Section II, Expanding Universe. He notes that the singular Big Bang reading, in which the universe simply began about fourteen billion years ago, sits awkwardly with the Buddha's description in the Bhayabherava Sutta of the Majjhima Nikaya, which speaks of many very long cycles of world contraction and expansion. Fleischman then points out that cyclic-universe cosmologies, including the model of Paul Steinhardt and Neil Turok of Princeton and Cambridge, posit endless cycles of expansion and contraction at trillion-year scales that resemble the suttas more closely than a one-shot Big Bang does. He does not claim either side has been settled. He simply names the open question.
Does this pamphlet teach the Vipassana technique?
No, and the pamphlet is explicit about that. The technique is reserved for an authorized assistant teacher inside the 10-day residential course. Fleischman's project is conceptual framing, not instruction. If you want to learn the technique itself, the only authorized route is the residential course; schedules and applications are at dhamma.org.
Is the pamphlet free?
Yes. It is offered freely as a digital eBook through Pariyatti, and a physical print edition can be ordered through their store. The cover page explicitly says 'This eBook is offered freely. If you wish, you may donate and help us continue offering our services.' Pariyatti is a 501(c)(3) sustained by donations.

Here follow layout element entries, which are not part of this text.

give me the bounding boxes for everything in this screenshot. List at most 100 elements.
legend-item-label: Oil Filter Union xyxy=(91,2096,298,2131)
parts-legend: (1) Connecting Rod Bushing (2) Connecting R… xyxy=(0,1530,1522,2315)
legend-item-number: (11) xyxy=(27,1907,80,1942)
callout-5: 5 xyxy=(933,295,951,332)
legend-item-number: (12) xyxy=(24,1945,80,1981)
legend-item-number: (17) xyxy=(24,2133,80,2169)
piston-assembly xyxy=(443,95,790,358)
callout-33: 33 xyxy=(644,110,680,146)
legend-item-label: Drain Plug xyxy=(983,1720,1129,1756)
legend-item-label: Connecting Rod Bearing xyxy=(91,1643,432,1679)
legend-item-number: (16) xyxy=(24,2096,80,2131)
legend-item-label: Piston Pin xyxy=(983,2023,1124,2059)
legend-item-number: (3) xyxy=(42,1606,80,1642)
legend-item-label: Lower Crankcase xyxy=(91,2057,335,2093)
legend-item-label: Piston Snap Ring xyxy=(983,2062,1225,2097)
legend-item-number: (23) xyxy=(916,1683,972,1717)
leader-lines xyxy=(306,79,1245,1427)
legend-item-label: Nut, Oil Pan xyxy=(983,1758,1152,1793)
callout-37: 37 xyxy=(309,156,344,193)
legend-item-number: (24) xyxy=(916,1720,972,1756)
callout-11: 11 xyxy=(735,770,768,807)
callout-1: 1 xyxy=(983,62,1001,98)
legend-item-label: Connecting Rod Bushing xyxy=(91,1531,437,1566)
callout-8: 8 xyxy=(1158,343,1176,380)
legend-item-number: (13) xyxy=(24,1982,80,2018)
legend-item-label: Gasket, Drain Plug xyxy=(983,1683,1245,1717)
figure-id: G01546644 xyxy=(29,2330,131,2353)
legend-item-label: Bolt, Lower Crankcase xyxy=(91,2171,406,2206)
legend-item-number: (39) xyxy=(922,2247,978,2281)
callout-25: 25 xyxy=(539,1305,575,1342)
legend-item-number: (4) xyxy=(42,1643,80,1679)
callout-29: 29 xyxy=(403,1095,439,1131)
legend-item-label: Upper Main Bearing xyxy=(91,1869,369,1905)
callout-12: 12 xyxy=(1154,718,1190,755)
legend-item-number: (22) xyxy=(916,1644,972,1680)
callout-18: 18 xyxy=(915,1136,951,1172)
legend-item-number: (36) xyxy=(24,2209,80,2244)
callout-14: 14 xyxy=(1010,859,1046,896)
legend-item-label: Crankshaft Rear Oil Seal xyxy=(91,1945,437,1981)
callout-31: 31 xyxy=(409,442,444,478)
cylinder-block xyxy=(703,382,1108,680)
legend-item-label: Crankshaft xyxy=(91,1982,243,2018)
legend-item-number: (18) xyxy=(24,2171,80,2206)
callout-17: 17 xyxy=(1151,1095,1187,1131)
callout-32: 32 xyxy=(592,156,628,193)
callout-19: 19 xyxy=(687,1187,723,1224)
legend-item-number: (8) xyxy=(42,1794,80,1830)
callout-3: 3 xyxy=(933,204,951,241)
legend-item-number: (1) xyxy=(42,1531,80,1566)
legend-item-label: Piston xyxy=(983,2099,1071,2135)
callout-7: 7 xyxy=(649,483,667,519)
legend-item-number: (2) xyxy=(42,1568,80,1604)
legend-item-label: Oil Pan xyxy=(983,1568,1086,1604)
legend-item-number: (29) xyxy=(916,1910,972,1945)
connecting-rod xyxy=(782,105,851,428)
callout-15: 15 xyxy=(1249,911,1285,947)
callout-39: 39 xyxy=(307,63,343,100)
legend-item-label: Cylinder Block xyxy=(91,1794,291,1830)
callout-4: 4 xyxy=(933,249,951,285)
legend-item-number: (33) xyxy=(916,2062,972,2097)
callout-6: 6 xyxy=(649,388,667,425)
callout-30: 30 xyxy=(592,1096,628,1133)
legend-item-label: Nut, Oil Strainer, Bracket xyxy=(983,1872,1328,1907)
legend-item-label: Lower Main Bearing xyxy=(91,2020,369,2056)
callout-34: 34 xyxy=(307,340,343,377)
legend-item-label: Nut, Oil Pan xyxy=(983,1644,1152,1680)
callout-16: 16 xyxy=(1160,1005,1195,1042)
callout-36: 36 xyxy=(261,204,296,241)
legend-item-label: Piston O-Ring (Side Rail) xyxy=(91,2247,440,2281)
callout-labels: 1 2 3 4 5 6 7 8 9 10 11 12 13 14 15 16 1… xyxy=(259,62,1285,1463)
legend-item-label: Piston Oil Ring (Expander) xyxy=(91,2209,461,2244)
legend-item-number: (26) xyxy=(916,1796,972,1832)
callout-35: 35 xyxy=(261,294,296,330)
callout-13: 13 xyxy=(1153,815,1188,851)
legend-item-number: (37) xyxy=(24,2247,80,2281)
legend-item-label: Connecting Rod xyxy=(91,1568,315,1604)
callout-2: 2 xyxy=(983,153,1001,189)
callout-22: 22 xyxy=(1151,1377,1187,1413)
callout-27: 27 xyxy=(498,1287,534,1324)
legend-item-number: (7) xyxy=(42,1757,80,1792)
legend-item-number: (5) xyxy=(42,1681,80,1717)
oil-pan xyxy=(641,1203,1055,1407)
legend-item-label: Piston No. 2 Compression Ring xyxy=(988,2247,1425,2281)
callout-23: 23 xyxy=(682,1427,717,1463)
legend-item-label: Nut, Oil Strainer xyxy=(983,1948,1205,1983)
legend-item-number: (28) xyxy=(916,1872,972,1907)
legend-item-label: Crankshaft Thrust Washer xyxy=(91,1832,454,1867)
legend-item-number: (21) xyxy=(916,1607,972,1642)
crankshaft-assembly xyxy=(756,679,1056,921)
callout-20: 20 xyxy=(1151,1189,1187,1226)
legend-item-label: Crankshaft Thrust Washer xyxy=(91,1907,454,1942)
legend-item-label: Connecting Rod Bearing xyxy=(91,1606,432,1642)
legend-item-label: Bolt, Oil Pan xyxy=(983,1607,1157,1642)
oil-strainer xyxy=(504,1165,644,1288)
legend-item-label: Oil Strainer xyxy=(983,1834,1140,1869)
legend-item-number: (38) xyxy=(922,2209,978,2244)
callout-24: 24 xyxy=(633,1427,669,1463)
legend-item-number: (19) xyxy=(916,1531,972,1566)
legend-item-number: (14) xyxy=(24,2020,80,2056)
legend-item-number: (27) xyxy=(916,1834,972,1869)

Where does the pamphlet end up?
On the word Dhamma, mapped onto Claude Shannon's information theory. Fleischman defines information as 'selection criteria that limit choice' and then argues that the universe is, in his words, 'the manifestation of information,' calling it 'an informatic universe.' The Buddha's word for that, in the pamphlet's reading, is Dhamma: 'The pervasive, unwavering, orchestrating natural information state of the universe is what the Buddha called, Dhamma.' Whether you find that mapping persuasive depends a lot on how comfortable you are stretching one technical word across a 2,500-year gap, which the pamphlet acknowledges in its own modest tone.
How does this site relate to the pamphlet?
It does not. This is a peer-practitioner reading guide, written by an old student of six 10-day courses in the Goenka tradition. It is not a publication of Pariyatti, Vipassana Research Publications, or the dhamma.org organization. For anything operational about how to practice, please go to dhamma.org and talk to an authorized assistant teacher inside a 10-day course.